- Born: March 30, 1947
- Died: May 11, 2022 (aged 75)
- Citizenship: U.S.
- Education: San Diego State University
- Occupations: Political consultant, Pollster,
- Known for: Member of the presidential campaign teams for Nixon, Ford and Reagan;; Member of the California gubernatorial campaign team for Arnold Schwarzenegger;; Member of the 1996 presidential re-election campaign team for Russian President Boris Yeltsin.;
- Political party: Republican
- Children: A.J. Gorton, Steven Moore

= George Gorton =

American political consultant

George Gorton (1947 – 2022) was a Republican political consultant from California, who worked on the elections of presidents, senators, governors, mayors, and international leaders in Russia, Panama, Romania, Czechoslovakia and Canada, among other places.

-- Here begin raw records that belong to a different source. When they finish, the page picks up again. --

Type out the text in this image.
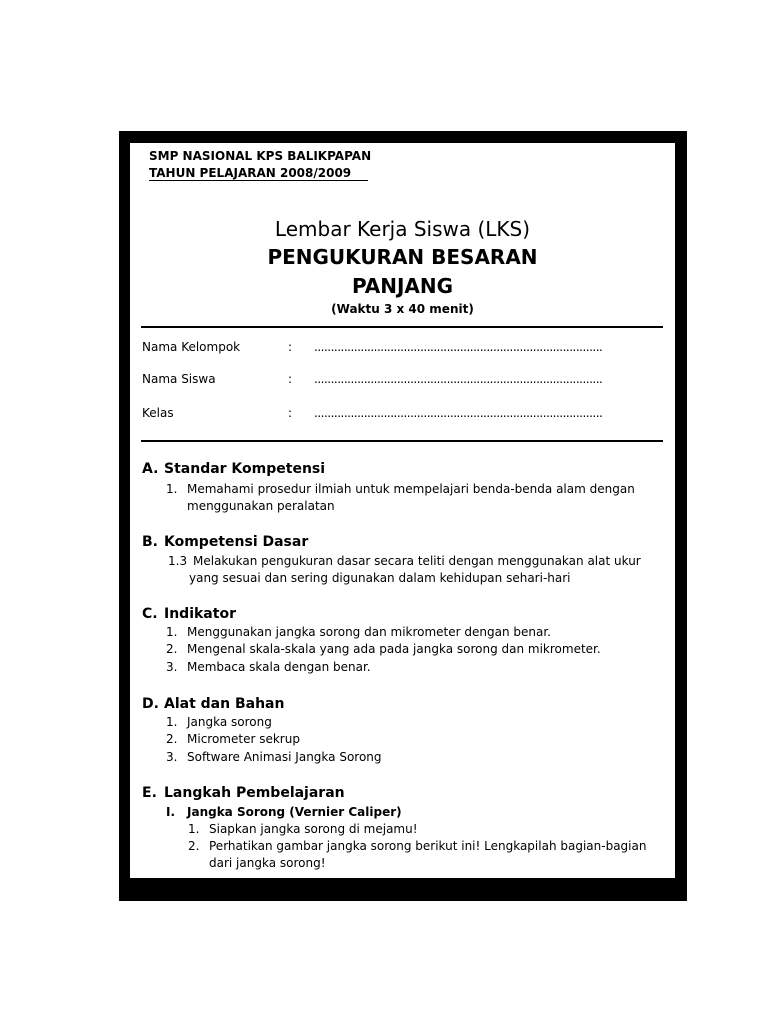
SMP NASIONAL KPS BALIKPAPAN
TAHUN PELAJARAN 2008/2009
Lembar Kerja Siswa (LKS)
PENGUKURAN BESARAN
PANJANG
(Waktu 3 x 40 menit)
Nama Kelompok	: .......................................................................................
Nama Siswa	: .......................................................................................
Kelas	: .......................................................................................
A. Standar Kompetensi
1. Memahami prosedur ilmiah untuk mempelajari benda-benda alam dengan
menggunakan peralatan
B. Kompetensi Dasar
1.3 Melakukan pengukuran dasar secara teliti dengan menggunakan alat ukur
yang sesuai dan sering digunakan dalam kehidupan sehari-hari
C. Indikator
1. Menggunakan jangka sorong dan mikrometer dengan benar.
2. Mengenal skala-skala yang ada pada jangka sorong dan mikrometer.
3. Membaca skala dengan benar.
D. Alat dan Bahan
1. Jangka sorong
2. Micrometer sekrup
3. Software Animasi Jangka Sorong
E. Langkah Pembelajaran
I. Jangka Sorong (Vernier Caliper)
1. Siapkan jangka sorong di mejamu!
2. Perhatikan gambar jangka sorong berikut ini! Lengkapilah bagian-bagian
dari jangka sorong!
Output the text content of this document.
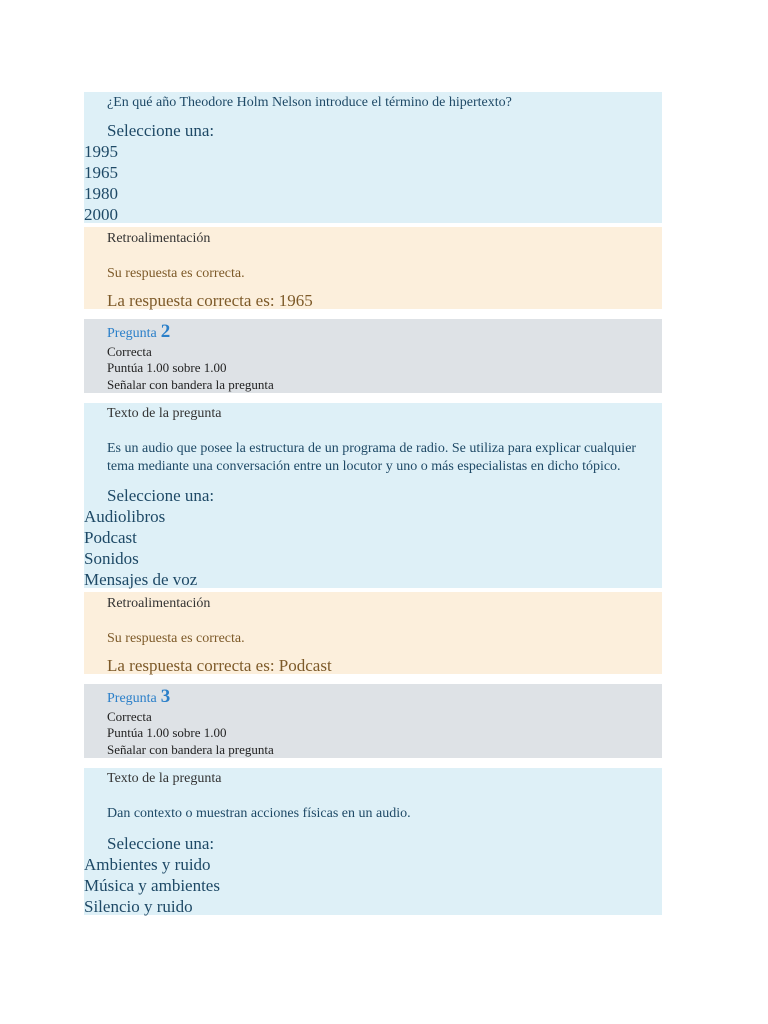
¿En qué año Theodore Holm Nelson introduce el término de hipertexto?
Seleccione una:
1995
1965
1980
2000
Retroalimentación
Su respuesta es correcta.
La respuesta correcta es: 1965
Pregunta 2
Correcta
Puntúa 1.00 sobre 1.00
Señalar con bandera la pregunta
Texto de la pregunta
Es un audio que posee la estructura de un programa de radio. Se utiliza para explicar cualquier
tema mediante una conversación entre un locutor y uno o más especialistas en dicho tópico.
Seleccione una:
Audiolibros
Podcast
Sonidos
Mensajes de voz
Retroalimentación
Su respuesta es correcta.
La respuesta correcta es: Podcast
Pregunta 3
Correcta
Puntúa 1.00 sobre 1.00
Señalar con bandera la pregunta
Texto de la pregunta
Dan contexto o muestran acciones físicas en un audio.
Seleccione una:
Ambientes y ruido
Música y ambientes
Silencio y ruido
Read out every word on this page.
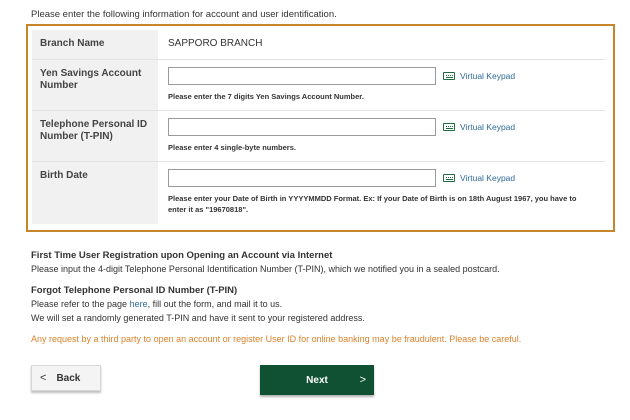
Please enter the following information for account and user identification.
Branch Name	SAPPORO BRANCH
Yen Savings Account Number	Virtual Keypad
Please enter the 7 digits Yen Savings Account Number.

Telephone Personal ID Number (T-PIN)	Virtual Keypad
Please enter 4 single-byte numbers.

Birth Date	Virtual Keypad
Please enter your Date of Birth in YYYYMMDD Format. Ex: If your Date of Birth is on 18th August 1967, you have to enter it as "19670818".
First Time User Registration upon Opening an Account via Internet
Please input the 4-digit Telephone Personal Identification Number (T-PIN), which we notified you in a sealed postcard.
Forgot Telephone Personal ID Number (T-PIN)
Please refer to the page here, fill out the form, and mail it to us.
We will set a randomly generated T-PIN and have it sent to your registered address.
Any request by a third party to open an account or register User ID for online banking may be fraudulent. Please be careful.
< Back	Next	>
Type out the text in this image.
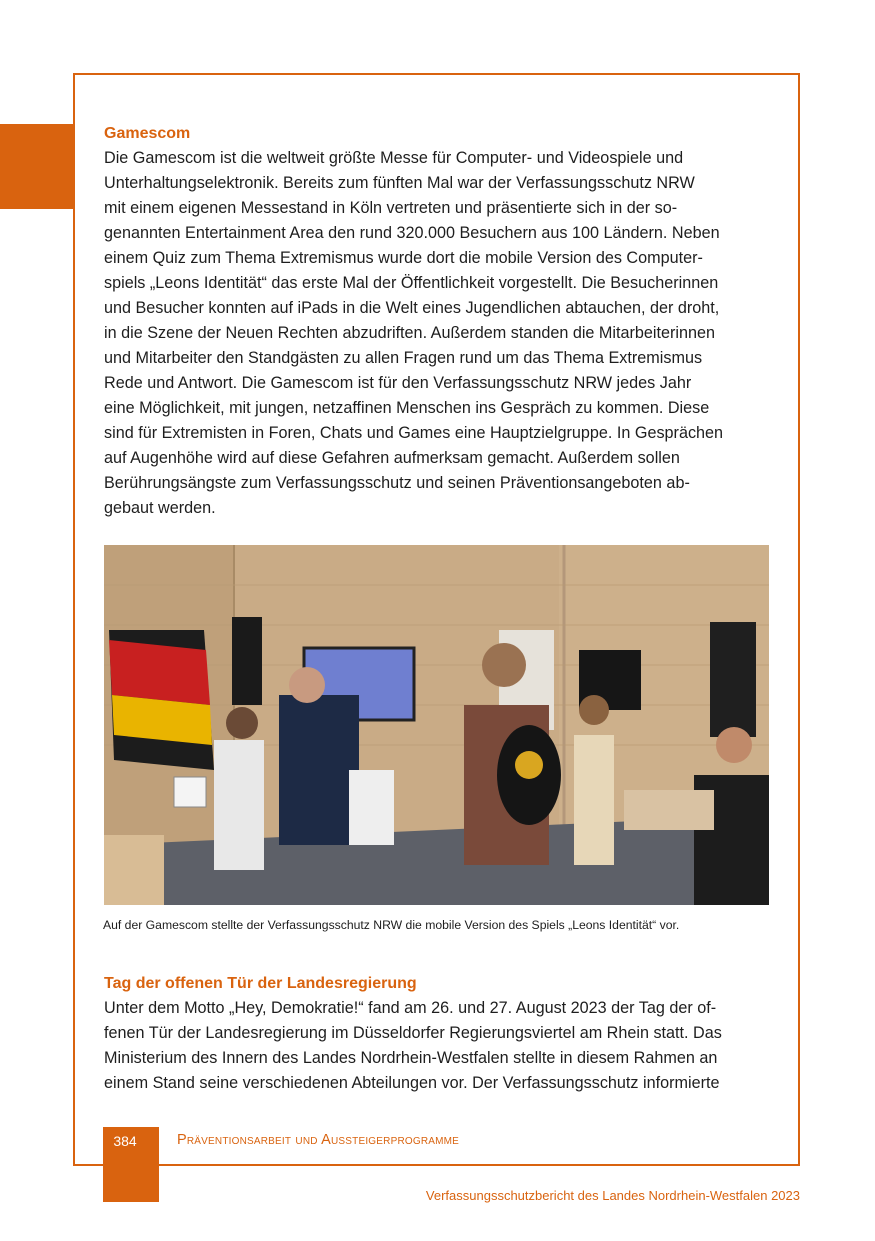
Gamescom
Die Gamescom ist die weltweit größte Messe für Computer- und Videospiele und
Unterhaltungselektronik. Bereits zum fünften Mal war der Verfassungsschutz NRW
mit einem eigenen Messestand in Köln vertreten und präsentierte sich in der so-
genannten Entertainment Area den rund 320.000 Besuchern aus 100 Ländern. Neben
einem Quiz zum Thema Extremismus wurde dort die mobile Version des Computer-
spiels „Leons Identität“ das erste Mal der Öffentlichkeit vorgestellt. Die Besucherinnen
und Besucher konnten auf iPads in die Welt eines Jugendlichen abtauchen, der droht,
in die Szene der Neuen Rechten abzudriften. Außerdem standen die Mitarbeiterinnen
und Mitarbeiter den Standgästen zu allen Fragen rund um das Thema Extremismus
Rede und Antwort. Die Gamescom ist für den Verfassungsschutz NRW jedes Jahr
eine Möglichkeit, mit jungen, netzaffinen Menschen ins Gespräch zu kommen. Diese
sind für Extremisten in Foren, Chats und Games eine Hauptzielgruppe. In Gesprächen
auf Augenhöhe wird auf diese Gefahren aufmerksam gemacht. Außerdem sollen
Berührungsängste zum Verfassungsschutz und seinen Präventionsangeboten ab-
gebaut werden.
Auf der Gamescom stellte der Verfassungsschutz NRW die mobile Version des Spiels „Leons Identität“ vor.
Tag der offenen Tür der Landesregierung
Unter dem Motto „Hey, Demokratie!“ fand am 26. und 27. August 2023 der Tag der of-
fenen Tür der Landesregierung im Düsseldorfer Regierungsviertel am Rhein statt. Das
Ministerium des Innern des Landes Nordrhein-Westfalen stellte in diesem Rahmen an
einem Stand seine verschiedenen Abteilungen vor. Der Verfassungsschutz informierte
384	Präventionsarbeit und Aussteigerprogramme
Verfassungsschutzbericht des Landes Nordrhein-Westfalen 2023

His four-month involvement in Boris Yeltsin's reelection campaign, along with his partners Joe Shumate and Dick Dresner, was the subject of a ten-page cover story in Time magazine, and a major motion picture (Spinning Boris) where George, the central figure in the movie, is played by Jeff Goldblum. Gorton pretended to be a flat-screen TV salesman, but was in fact helping Yeltsin's politically inexperienced daughter Tatiana Dyachenko to run Yeltsin's campaign. He was paid $250,000. Along with collaborators Richard Dresner and Joe Shumate, he leveraged Russian fears of civil war to present Yeltsin as the more stable choice.

Gorton served on the national campaign teams of Presidents Richard Nixon, Gerald Ford, and Ronald Reagan. He managed all of Governor Pete Wilson's successful gubernatorial and US Senate races. He was the first political consultant hired by Arnold Schwarzenegger in 2000 and was the chief strategist for his campaign for governor in 2003.